Using the Best Methods to Measure Health Effects of Omega-3s
Are you getting enough of the omega-3 (n-3) long-chain polyunsaturated acids (LCPUFA) eicosapentaenoic acid (EPA) and docosahexaenoic acid (DHA)? Most people aren’t. Why? Because they do not eat the 2-3 servings of fatty fish recommended per week. And even if they do, this may not be sufficient because the fatty acid composition of the fats in our body reflects the profile of ALL the fat consumed.
Patterson and colleagues analyzed the fatty acid profile of whole blood, plasma and red blood cells (RBC) isolated from 45 men and women who had been asked to consume 1g of EPA +DHA daily for a year. They report that the % EPA and % DHA increased with supplementation. As previously shown, fatty acid profiles of RBC more accurately reflect dietary intake. They concluded that the percentage of DHA in red blood cells was the best measure of dietary intake, or as they word it of non-adherence.
Why is this important? Last summer, in a subset of men participating in a prostate cancer prevention trial (SELECT), Brasky et al (2013) compared quartiles of plasma fatty acid levels at baseline and associated these with an increased risk of developing prostate cancer over the next 6 years. The headlines from this one study may have scared some people. It shouldn’t. Why? Because Brasky and colleagues correlated a single baseline plasma blood sample in men diagnosed with prostate cancer and their corresponding frequency-matched controls to calculate a hazards ratio (HR). From this single blood sample, they drew conclusions regarding omega-3 fatty acids and prostate cancer risk. However, Patterson et al (2014) report that fatty acid profiles of plasma samples are the poorest predictor of LCPUFA intake. In other words, plasma fatty acid percentages are not very accurate or representative. As written by MacKay and Ritz (2013), the study by Brasky et al (2013) should not change clinicians’ dietary recommendations of prescribing patterns.
What should we do? Should we still use omega-3 fatty acids supplements? When considering fat intakes and health outcomes, the first consideration is the total amount (mass) of fat being consumed. More is not better. Then one should consider the type (balance) of fatty acids being consumed. In other words, the percentages of total fat represented by types of fatty acids – trans, saturated, monounsaturated, omega-3 and omega-6 LCPUFA. High intakes of trans fatty acids, saturated fatty acids, and especially the omega-6 fatty acid, α-linoleic acid (ALA), need to be balanced by consuming more omega-3 LCPUFA, especially EPA and DHA, for optimal health.
Ten years ago, Wijendran and Hayes (2004) wrote that a dietary fatty acid ratio of omega-6/omega-3 ratio of ~6:1 was desirable. Today, Patterson et al (2014) affirm the importance of using RBC fatty acid percentages to evaluate the relationship between fatty acid intakes and health outcomes. It isn’t accurate to use whole blood or plasma fatty acid percentages when giving nutrition guidance.
As a consumer, don’t worry too much about these details. Just remember that most of us don’t consume enough EPA and DHA compared to the amount of trans, saturated, and α-linoleic acid (an omega-3) fatty acids.
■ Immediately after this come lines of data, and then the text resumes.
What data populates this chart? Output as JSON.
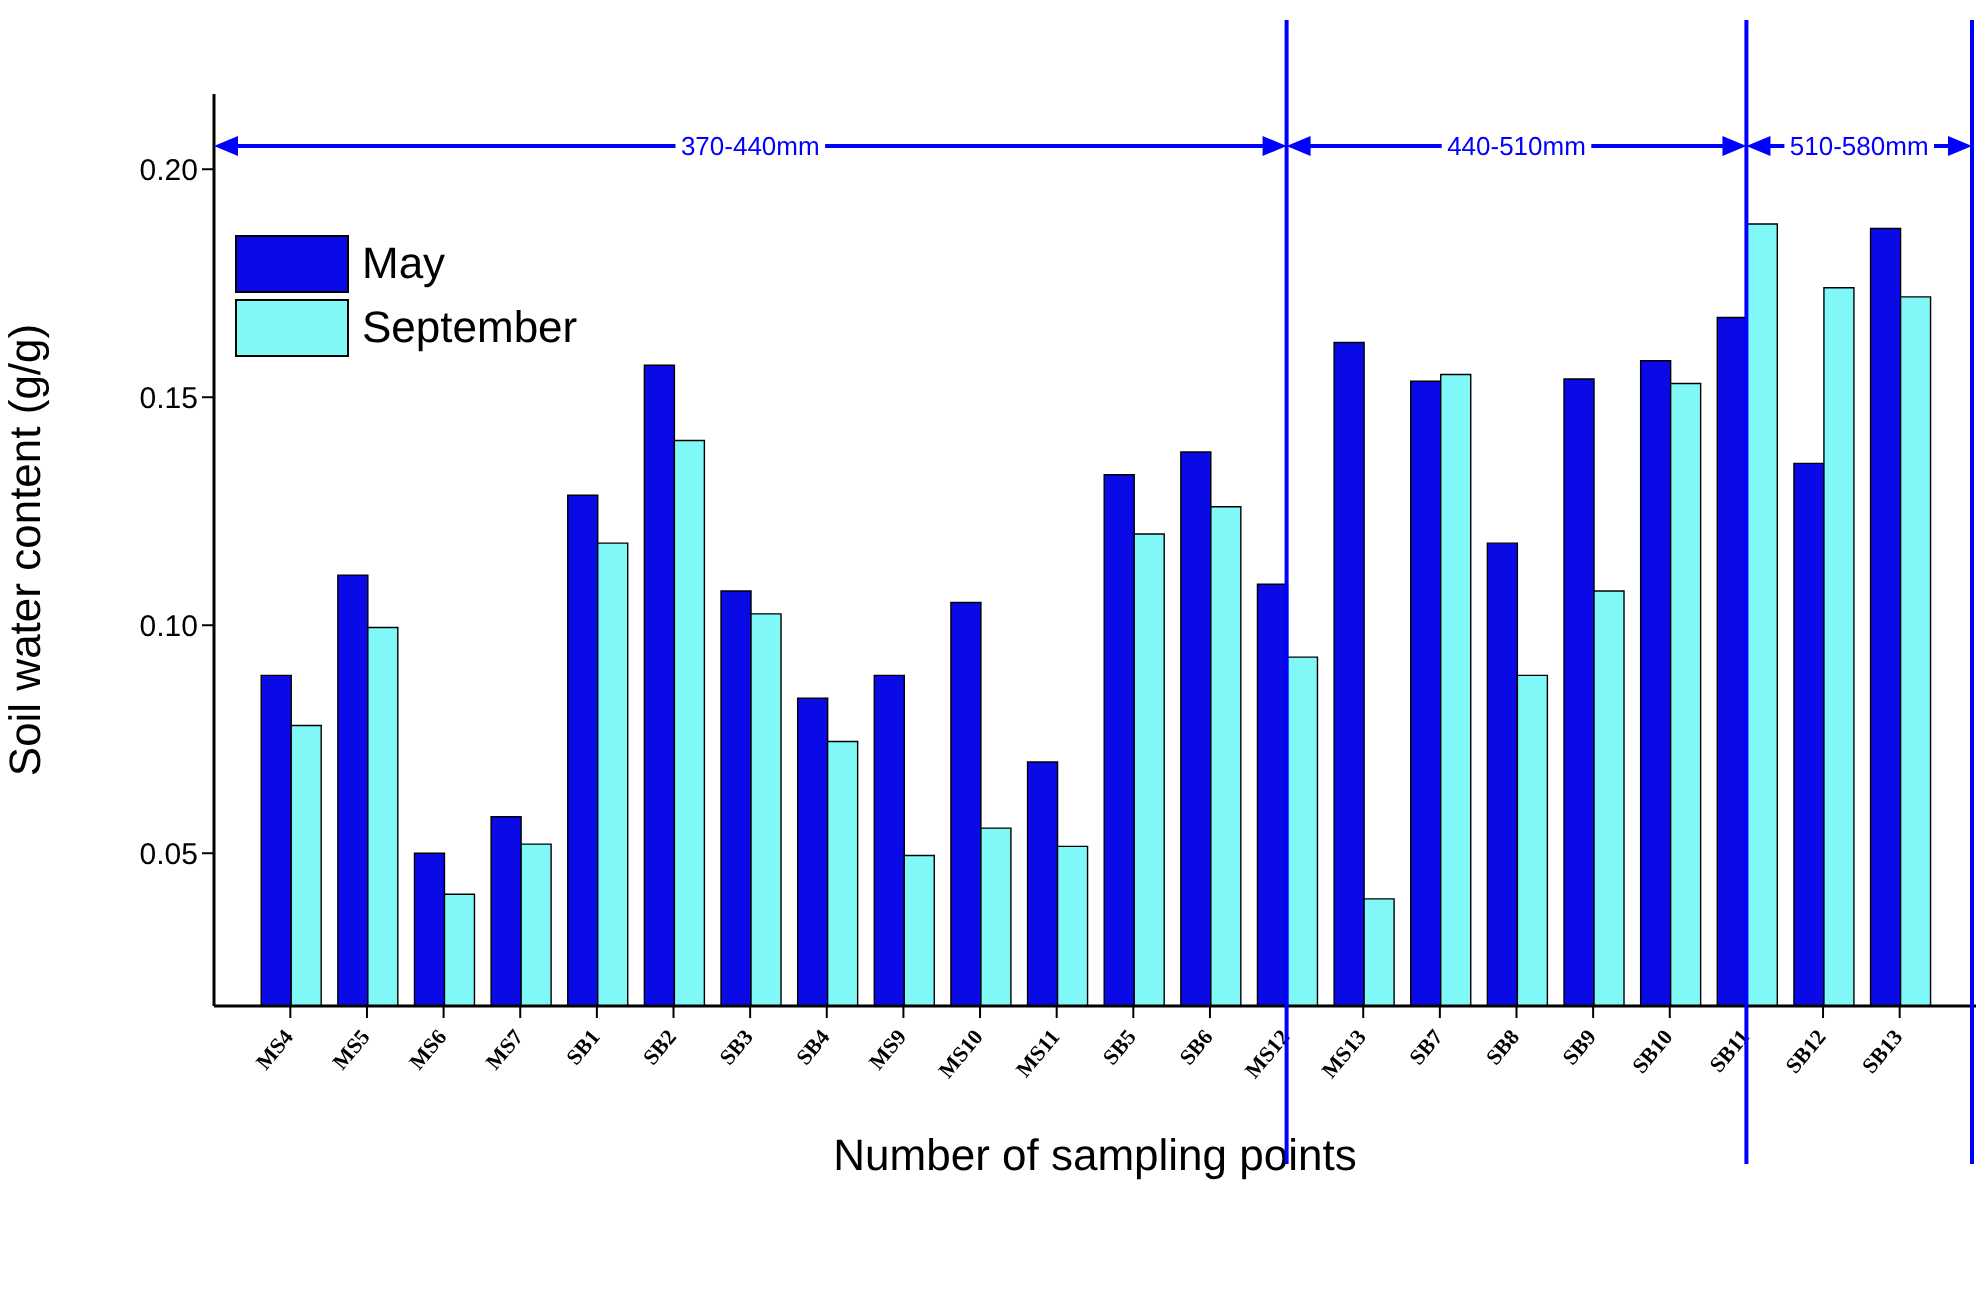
{
  "chart_data": {
    "type": "bar",
    "xlabel": "Number of sampling points",
    "ylabel": "Soil water content (g/g)",
    "categories": [
      "MS4",
      "MS5",
      "MS6",
      "MS7",
      "SB1",
      "SB2",
      "SB3",
      "SB4",
      "MS9",
      "MS10",
      "MS11",
      "SB5",
      "SB6",
      "MS12",
      "MS13",
      "SB7",
      "SB8",
      "SB9",
      "SB10",
      "SB11",
      "SB12",
      "SB13"
    ],
    "series": [
      {
        "name": "May",
        "color": "#0a0ae6",
        "values": [
          0.089,
          0.111,
          0.05,
          0.058,
          0.1285,
          0.157,
          0.1075,
          0.084,
          0.089,
          0.105,
          0.07,
          0.133,
          0.138,
          0.109,
          0.162,
          0.1535,
          0.118,
          0.154,
          0.158,
          0.1675,
          0.1355,
          0.187
        ]
      },
      {
        "name": "September",
        "color": "#80f8f8",
        "values": [
          0.078,
          0.0995,
          0.041,
          0.052,
          0.118,
          0.1405,
          0.1025,
          0.0745,
          0.0495,
          0.0555,
          0.0515,
          0.12,
          0.126,
          0.093,
          0.04,
          0.155,
          0.089,
          0.1075,
          0.153,
          0.188,
          0.174,
          0.172
        ]
      }
    ],
    "ylim": [
      0.0165,
      0.2165
    ],
    "yticks": [
      {
        "value": 0.05,
        "label": "0.05"
      },
      {
        "value": 0.1,
        "label": "0.10"
      },
      {
        "value": 0.15,
        "label": "0.15"
      },
      {
        "value": 0.2,
        "label": "0.20"
      }
    ],
    "ref_lines": [
      {
        "axis": "x",
        "value": "MS12",
        "color": "#0000ff"
      },
      {
        "axis": "x",
        "value": "SB11",
        "color": "#0000ff"
      }
    ],
    "annotations": [
      "370-440mm",
      "440-510mm",
      "510-580mm"
    ],
    "grid": false,
    "legend": "top left"
  }
}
Patterson AC, Metherel AH, Hanning RM, Stark KD. The percentage of DHA in erythrocytes can detect non-adherence to advice to increase EPA and DHA intakes. 2014 Br J Nutr doi:10.1017/S0007114513002225
MacKay D, Ritz BW. Do fatty acids really increase risk of prostate cancer? 2013 Natural Med J
Brasky TM, Darke AK, Song X, Tangen CM, Goodman PJ, Thompson IM, Meyskens Jr FL, Goodman GE, Minasian LM, Parnes HL, Klein EA, Kristal AR. Plasma phospholipid fatty acids and prostate cancer risk in the SELECT trial. 2013 JNCI doi:10.1093/jnci/djt174
Wijendran V, Hayes KC. Dietary n-6 and n-3 fatty acid balance and cardiovascular health. 2004 Ann Rev Nutr doi:10.1146/annurev.nutr.24.012003.132106.